When we get tired, however, and are forced by the pressure of
material circumstances to wander down into the valley, while we stand
even then in the shelter of our mountain, still we find our feet
sometimes soiled by the gathered mud.
Here is where the weak-hearted of our earth fail, and, looking not to
the mountains, become at last settled in the valley, and suffer even to
the end, borne down by the fettering chains of a life which is, at best,
only breathing. Their wings held close, they cannot rise beyond the
clouds and fog into the clearer atmosphere of a higher condition.

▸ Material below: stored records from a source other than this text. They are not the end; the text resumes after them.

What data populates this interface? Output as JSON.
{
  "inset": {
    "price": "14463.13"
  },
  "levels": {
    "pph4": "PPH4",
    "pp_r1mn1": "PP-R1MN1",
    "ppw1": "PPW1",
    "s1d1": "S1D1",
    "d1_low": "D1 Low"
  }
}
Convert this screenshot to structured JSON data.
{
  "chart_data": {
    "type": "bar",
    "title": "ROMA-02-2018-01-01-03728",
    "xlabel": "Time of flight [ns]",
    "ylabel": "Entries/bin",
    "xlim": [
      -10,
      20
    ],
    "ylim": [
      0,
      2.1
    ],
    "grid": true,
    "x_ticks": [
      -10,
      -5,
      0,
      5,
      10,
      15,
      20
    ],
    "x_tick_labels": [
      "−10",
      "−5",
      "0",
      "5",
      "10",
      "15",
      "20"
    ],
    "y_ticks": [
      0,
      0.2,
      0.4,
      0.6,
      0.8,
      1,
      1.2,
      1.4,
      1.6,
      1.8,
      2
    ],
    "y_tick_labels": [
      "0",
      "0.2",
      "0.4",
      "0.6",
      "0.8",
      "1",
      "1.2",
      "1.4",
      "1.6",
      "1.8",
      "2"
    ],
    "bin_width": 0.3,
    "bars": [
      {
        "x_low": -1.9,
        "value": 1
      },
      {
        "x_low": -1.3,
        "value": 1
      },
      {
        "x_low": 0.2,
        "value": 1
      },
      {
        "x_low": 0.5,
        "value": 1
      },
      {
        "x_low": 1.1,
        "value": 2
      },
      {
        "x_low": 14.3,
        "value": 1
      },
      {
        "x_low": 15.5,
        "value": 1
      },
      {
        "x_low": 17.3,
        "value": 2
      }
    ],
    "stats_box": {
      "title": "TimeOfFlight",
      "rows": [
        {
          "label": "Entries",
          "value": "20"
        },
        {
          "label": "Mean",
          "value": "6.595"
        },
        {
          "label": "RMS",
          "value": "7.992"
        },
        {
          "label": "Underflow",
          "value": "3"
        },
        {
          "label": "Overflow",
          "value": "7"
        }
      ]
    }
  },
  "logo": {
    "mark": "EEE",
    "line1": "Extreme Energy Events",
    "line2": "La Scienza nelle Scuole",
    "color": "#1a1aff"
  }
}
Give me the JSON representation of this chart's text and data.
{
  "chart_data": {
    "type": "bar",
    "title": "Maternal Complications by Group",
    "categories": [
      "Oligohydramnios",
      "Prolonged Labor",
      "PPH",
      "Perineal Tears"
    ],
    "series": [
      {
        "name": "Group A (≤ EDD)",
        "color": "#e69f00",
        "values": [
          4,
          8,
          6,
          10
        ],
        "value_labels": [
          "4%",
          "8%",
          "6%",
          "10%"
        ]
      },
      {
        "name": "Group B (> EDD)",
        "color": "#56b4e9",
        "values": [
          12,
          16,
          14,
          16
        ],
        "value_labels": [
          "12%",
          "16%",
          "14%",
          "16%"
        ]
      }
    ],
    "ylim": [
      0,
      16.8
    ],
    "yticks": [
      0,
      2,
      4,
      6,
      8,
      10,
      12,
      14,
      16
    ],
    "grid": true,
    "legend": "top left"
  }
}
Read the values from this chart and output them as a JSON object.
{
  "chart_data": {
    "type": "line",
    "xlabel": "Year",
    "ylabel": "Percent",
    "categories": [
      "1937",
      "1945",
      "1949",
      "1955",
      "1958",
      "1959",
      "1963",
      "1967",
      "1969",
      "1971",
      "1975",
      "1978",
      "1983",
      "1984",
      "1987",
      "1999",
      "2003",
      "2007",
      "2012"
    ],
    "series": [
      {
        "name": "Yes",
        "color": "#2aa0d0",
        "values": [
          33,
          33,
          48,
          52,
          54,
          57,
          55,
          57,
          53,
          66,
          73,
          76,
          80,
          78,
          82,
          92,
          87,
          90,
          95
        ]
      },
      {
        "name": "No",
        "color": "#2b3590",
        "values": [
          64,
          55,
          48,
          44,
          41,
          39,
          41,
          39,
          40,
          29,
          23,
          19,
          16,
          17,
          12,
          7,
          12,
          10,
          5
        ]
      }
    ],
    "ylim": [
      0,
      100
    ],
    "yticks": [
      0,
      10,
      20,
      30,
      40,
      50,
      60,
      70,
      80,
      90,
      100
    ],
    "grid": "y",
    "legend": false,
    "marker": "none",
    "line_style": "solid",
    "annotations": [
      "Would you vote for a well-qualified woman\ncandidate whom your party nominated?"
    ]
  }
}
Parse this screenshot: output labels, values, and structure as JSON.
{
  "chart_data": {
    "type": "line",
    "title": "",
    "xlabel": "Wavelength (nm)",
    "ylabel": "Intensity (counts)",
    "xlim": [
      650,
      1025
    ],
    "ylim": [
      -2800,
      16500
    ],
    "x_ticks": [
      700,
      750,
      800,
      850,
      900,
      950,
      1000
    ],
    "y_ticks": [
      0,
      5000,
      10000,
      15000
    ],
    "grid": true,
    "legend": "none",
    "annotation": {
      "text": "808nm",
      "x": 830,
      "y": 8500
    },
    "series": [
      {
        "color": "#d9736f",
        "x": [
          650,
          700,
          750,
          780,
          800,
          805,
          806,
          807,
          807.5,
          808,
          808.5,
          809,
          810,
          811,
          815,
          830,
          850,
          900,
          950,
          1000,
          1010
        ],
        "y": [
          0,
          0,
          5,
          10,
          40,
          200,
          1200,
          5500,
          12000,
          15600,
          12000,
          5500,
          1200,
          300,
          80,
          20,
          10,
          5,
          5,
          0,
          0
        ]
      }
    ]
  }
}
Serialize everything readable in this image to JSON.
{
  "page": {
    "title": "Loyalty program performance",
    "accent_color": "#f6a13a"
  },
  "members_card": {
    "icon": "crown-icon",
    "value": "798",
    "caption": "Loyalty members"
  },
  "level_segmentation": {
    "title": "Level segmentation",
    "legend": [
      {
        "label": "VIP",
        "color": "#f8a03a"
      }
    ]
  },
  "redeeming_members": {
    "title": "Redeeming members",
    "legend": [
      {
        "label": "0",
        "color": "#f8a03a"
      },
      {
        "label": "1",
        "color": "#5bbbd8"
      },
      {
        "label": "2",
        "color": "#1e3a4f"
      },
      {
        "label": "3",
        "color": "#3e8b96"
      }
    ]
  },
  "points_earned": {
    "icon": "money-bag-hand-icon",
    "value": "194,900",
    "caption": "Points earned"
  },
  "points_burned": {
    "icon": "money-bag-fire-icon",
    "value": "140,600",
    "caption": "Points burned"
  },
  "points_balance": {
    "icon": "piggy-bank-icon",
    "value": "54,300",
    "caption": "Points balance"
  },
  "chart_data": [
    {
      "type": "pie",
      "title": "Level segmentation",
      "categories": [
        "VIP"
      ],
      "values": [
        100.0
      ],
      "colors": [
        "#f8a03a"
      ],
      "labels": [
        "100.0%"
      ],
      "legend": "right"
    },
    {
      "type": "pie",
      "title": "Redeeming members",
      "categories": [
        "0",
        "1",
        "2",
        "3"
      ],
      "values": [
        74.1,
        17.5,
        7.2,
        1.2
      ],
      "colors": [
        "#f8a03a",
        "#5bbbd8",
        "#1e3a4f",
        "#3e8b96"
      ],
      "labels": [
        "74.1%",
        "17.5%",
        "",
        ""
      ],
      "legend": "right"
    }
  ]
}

My fortieth birthday is upon me. I am sitting in the room where, since
the day of our wedding, all of my best thoughts have been written. Sharp
winds blow around our dwelling, but our hearts heed not their harsh
voices. Louis and I have been retrospecting to-day, reading together the
journal of the past two years. We have kept it together, devoting two
pages to each day, each of us writing one. It is not uninteresting; many
changes have been dotted down; and still, to look in upon us, you could
not see them. Here is the date of one, the death of good Mr. Davis, and
an account of the sermon preached by Louis at his funeral, the
witnessing of his last experience among us, and the blessed comfort it
gave us, as with his death-cold lips he murmured, "My wife." Clara and
all, he saw their beckoning hands and angelic faces. He heard sweet
music blending with our voices as we sang to him at his request.